Given the great longevity of trees, many key questions can only be answered by research that spans decades. Established in 1982, USGS’s globally unique network of forest research plots in California’s Sierra Nevada is the source of the world’s longest annual-resolution forest dynamics data (>30,000 trees, and >500,000 tree-years of unbroken data), providing unique insights into the inner workings of forests.
We put a great deal of energy into improving our basic mechanistic understanding of how forests work. We often use comparative forest studies along environmental gradients (variation in space) to inform us about the potential effects of environmental changes through time.

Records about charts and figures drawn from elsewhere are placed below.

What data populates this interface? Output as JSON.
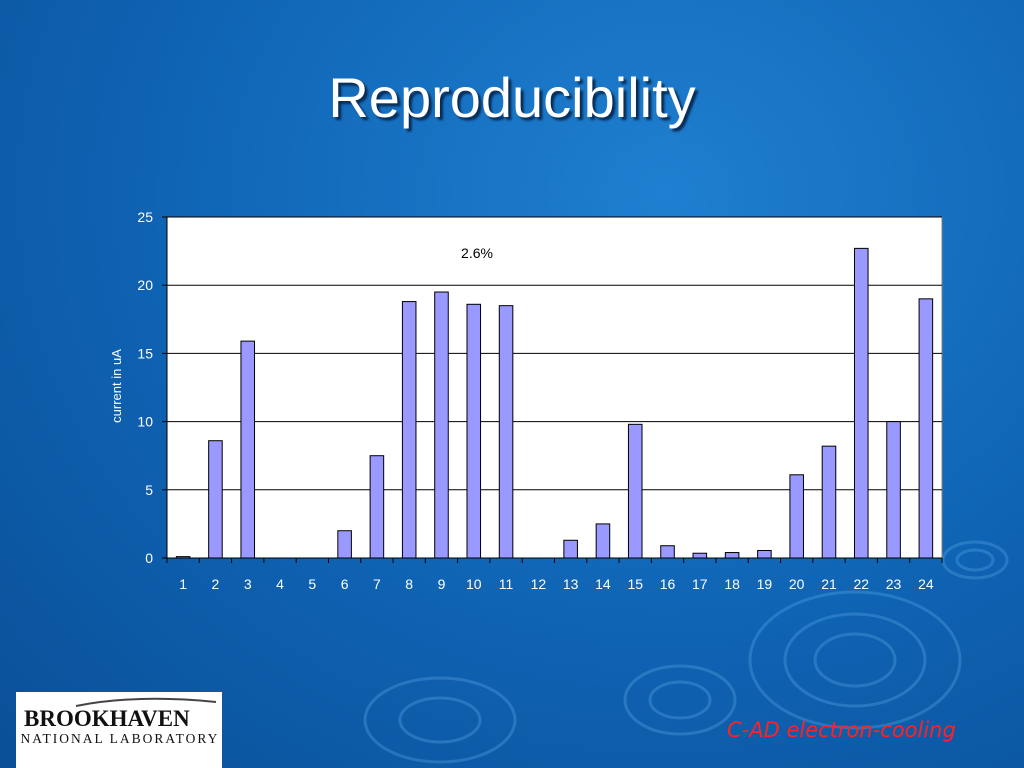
{
  "slide": {
    "title": "Reproducibility",
    "footer": "C-AD electron-cooling",
    "logo": {
      "word": "BROOKHAVEN",
      "sub": "NATIONAL LABORATORY"
    }
  },
  "colors": {
    "bar_fill": "#9999ff",
    "bar_stroke": "#000000",
    "plot_bg": "#ffffff",
    "text": "#ffffff",
    "footer": "#ff2222"
  },
  "chart_data": {
    "type": "bar",
    "title": "",
    "xlabel": "",
    "ylabel": "current in uA",
    "ylim": [
      0,
      25
    ],
    "yticks": [
      0,
      5,
      10,
      15,
      20,
      25
    ],
    "grid": "horizontal",
    "annotation": "2.6%",
    "categories": [
      "1",
      "2",
      "3",
      "4",
      "5",
      "6",
      "7",
      "8",
      "9",
      "10",
      "11",
      "12",
      "13",
      "14",
      "15",
      "16",
      "17",
      "18",
      "19",
      "20",
      "21",
      "22",
      "23",
      "24"
    ],
    "values": [
      0.1,
      8.6,
      15.9,
      0,
      0,
      2.0,
      7.5,
      18.8,
      19.5,
      18.6,
      18.5,
      0,
      1.3,
      2.5,
      9.8,
      0.9,
      0.35,
      0.4,
      0.55,
      6.1,
      8.2,
      22.7,
      10.0,
      19.0
    ]
  }
}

Examples of the kinds of questions we address include: What are the interactions between internal (e.g. competition between trees) and external (e.g. climatic variability) drivers of forest change? How do short- and long-term fluctuations in water balance affect tree recruitment, growth, and mortality? What is the relative importance of biological (e.g. insects) and non-biological (e.g. wildfire) causes of tree mortality? Do answers to these questions differ between energy-limited and water-limited forests, among different taxonomic groups, and along global environmental gradients? What are the drivers of broad-scale geographic patterns in forest dynamics? What are the implications for the terrestrial carbon cycle?
Recently, we collaborated with dozens of scientists from around the world to explore the fundamental nature of tree growth. We found that, contrary to some long-held assumptions, tree mass growth rates – hence rates of carbon gain – of most species increased continuously with tree size. We additionally resolved the apparent paradoxes of individual tree growth increasing with tree size despite declining leaf- and stand-level productivity. Our results resolve conflicting assumptions about the nature of tree growth, inform efforts to model forest carbon dynamics, and have additional implications for theories of resource allocation and plant senescence. Visit the published article in Nature for more information.
We have additionally explored causes and implications of the correlation between forest productivity and tree mortality rates, reaching several key conclusions. (1) Contrary to a pervasive modeling assumption, environmental changes that increase site potential for productivity also increase the probability of tree mortality. (2) Along climatic productivity gradients, rather than high forest productivity causing high tree mortality rates, forest productivity remains high in spite of high mortality rates. (3) The influence of plant enemies (top-down control) and other factors helps explain why forest biomass and carbon sequestration can show little correlation – or even negative correlation – with forest productivity. (4) The growing body of global ecosystem models based on plant functional types must also incorporate environmental effects on the nature and strength of ecological interactions, especially plant enemies.